On Intel and AMD hardware, fTPMs have become more known at least since Windows 11 requires a TPM to operate. These solutions implement a TPM in software, running within a Trusted Execution Environment (TEE) on the CPU. This has the advantage of removing any physical bus that can be snooped or tampered with. On the other hand, fTPMs are still vulnerable to various kinds of side-channel attacks, such as timing leaks, as the vulnerability dubbed TPM-FAIL has shown^.

These trusted execution environments are vulnerable as well. Any flaw in the TEE can result in a full compromise of the TPM keys, breaking all security guarantees. This includes insecure key storage. While the TEEs are designed to keep the execution state safe, it also requires a secure way to persist secrets (e.g., TPM key hierarchy seeds) across reboots. A prime example is the faulTPM flaw on some AMD CPUs^.
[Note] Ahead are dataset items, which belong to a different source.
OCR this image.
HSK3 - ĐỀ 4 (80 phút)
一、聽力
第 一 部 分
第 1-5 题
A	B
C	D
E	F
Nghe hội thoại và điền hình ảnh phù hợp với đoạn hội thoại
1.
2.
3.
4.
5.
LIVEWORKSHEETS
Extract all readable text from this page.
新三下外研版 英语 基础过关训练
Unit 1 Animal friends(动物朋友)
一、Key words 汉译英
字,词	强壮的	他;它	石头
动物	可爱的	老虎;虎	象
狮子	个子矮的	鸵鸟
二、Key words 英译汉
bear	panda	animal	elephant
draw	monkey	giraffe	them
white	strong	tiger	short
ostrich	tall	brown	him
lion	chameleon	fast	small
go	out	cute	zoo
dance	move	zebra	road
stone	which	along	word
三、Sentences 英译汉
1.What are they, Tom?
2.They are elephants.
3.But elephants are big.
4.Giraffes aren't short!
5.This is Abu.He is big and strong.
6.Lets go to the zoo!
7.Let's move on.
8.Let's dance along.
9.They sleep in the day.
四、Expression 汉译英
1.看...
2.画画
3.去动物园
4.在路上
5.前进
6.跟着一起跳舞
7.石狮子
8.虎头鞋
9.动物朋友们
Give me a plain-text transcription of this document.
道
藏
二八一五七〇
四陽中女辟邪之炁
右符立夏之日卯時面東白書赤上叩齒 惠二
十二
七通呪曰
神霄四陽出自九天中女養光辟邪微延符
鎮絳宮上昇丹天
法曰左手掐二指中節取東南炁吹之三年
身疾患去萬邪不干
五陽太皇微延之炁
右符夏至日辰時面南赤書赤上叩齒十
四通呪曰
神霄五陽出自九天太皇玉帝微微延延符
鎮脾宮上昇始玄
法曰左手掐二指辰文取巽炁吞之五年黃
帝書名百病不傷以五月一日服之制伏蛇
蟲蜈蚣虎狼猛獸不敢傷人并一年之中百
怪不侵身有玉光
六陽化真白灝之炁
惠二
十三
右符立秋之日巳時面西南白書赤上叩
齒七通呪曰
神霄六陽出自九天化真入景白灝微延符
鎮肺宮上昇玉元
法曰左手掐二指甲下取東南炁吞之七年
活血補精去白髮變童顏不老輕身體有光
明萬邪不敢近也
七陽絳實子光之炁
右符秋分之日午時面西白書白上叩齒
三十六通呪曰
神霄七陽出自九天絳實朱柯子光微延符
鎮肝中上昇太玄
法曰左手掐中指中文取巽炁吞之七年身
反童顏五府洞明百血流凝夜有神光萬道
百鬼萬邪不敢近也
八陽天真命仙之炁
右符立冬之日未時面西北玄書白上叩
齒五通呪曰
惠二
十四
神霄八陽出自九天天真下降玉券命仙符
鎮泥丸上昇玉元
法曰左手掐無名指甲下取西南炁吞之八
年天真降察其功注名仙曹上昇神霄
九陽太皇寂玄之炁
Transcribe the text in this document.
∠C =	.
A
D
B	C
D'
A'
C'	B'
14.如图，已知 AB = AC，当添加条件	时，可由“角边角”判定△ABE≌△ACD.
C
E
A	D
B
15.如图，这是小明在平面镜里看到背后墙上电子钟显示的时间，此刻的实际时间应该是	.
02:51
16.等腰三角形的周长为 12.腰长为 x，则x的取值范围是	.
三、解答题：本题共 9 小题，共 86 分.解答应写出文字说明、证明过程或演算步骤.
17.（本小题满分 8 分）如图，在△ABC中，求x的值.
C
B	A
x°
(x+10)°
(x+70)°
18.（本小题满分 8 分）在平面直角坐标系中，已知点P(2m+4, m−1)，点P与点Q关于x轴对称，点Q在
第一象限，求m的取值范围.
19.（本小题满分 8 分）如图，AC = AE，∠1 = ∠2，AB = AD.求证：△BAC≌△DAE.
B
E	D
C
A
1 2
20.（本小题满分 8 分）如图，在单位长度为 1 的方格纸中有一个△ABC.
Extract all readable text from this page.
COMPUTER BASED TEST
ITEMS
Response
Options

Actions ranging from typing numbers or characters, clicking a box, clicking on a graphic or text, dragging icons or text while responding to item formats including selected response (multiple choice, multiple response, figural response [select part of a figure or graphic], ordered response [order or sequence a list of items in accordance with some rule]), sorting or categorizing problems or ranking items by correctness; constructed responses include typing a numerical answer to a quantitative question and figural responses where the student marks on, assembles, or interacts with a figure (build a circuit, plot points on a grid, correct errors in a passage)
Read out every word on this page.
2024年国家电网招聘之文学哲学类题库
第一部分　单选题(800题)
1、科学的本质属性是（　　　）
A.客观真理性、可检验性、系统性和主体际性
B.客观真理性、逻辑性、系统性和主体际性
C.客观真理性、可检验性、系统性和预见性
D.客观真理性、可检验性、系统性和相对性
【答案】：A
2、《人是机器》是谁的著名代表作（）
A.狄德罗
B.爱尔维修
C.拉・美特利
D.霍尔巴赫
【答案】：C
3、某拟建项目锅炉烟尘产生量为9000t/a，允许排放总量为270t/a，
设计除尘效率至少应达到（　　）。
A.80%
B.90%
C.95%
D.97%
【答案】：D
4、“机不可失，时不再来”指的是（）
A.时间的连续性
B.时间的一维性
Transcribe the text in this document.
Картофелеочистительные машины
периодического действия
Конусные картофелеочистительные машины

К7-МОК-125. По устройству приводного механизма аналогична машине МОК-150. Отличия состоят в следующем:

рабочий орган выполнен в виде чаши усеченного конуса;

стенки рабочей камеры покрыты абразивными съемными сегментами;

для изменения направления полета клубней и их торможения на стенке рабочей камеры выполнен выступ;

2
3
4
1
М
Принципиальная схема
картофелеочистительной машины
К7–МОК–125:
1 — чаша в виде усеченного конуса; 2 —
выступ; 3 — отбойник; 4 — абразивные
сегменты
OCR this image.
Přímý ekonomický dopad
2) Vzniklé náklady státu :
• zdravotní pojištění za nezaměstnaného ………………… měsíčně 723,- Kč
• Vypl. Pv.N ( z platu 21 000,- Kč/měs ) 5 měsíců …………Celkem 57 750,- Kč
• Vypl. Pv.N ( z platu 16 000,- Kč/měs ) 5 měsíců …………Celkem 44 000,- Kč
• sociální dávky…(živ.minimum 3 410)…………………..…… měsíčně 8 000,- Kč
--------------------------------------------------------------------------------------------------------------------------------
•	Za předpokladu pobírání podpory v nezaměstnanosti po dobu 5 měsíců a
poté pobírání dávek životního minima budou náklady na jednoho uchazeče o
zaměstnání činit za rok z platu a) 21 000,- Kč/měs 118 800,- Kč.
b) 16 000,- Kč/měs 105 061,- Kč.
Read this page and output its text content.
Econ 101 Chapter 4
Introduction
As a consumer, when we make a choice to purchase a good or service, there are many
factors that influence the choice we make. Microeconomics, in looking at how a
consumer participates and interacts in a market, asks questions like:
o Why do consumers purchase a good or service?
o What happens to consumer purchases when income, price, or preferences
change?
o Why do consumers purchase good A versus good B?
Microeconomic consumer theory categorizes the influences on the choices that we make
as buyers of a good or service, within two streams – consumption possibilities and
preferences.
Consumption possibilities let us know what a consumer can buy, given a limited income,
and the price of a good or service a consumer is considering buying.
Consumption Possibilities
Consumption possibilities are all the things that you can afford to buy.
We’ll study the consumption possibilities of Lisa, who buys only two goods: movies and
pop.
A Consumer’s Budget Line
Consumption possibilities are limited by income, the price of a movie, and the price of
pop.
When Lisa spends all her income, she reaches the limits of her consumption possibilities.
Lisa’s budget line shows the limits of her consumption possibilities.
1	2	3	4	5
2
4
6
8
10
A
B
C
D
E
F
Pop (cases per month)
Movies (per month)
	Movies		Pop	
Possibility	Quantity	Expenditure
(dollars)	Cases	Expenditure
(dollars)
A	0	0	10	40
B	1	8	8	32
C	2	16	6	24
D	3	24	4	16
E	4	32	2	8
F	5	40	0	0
On Arm-based embedded devices, the main way to implement an fTPM is by utilizing Arm TrustZone technology and something like OP-TEE’s fTPM^{.
Any flaw in the TrustZone implementation can be a problem, including
memory protection issues that leak keys the fTPM holds in memory^.}

When using OP-TEE, it is also essential to properly configure the storage layer and ensure that it has a secure way to derive a storage encryption key that cannot be accessed outside of the TEE. SoCs with upstream OP-TEE support often already have this, but vendors sometimes ship forks that do not. When using storage backed by eMMC RPMB (Replay Protected Memory Block), the key must be properly set up and configured. Hard-coding the RPMB key in the OP-TEE binary is a particularly bad idea.

Cold Boot Attacks

While not a direct TPM problem, cold boot attacks are a critical consideration when designing a system that uses a TPM for secret storage. Although a physical TPM provides protection for its internal memory, the problem lies with the main system memory once the TPM has unsealed and returned a secret to the host. A prime example is disk encryption, where the encryption key resides in the volatile main memory for the entire duration of the system’s uptime. It is essential to ensure proper mitigations against cold boot attacks to avoid leaking secrets this way.

Performance

Not specific to embedded systems, but often overlooked: a TPM is slow. Therefore, offloading cryptography-heavy protocols like TLS to the TPM is unfeasible. It can, however, still be used to keep long-term keys secure and perform less timing-critical operations during a protocol handshake.

One more thing to keep in mind is that with TPM 2.0, root keys are not stored directly but derived from seeds. This key derivation can be computationally expensive. Consequently, using a RSA key can cause more significant delays than an ECC key due to the mathematical operations involved.

TPM Firmware Updates

It is common knowledge now that delivering security updates is crucial to keeping devices secure over their whole lifetime. It is important to remember that TPM chips also contain firmware that needs to be updated. On a regular PC, this is handled through UEFI or Windows. However, on an embedded device, it is the responsibility of the producer to keep the TPM firmware up to date. This is critical, especially when a vulnerability like TPM-FAIL (CVE-2019-16863) occurs, as it requires the ability to update your TPM to patch the flaw.

Summary

A TPM chip can help to implement state-of-the-art security mechanisms, but it’s not a silver bullet that will make things inherently secure. To utilize a TPM correctly, it is crucial to have a well-defined threat model. This model must clearly specify the role of the TPM and the kind of attacks it is intended to protect against. Especially when used on an embedded system, the lack of human interaction must be considered when designing protection against certain threats.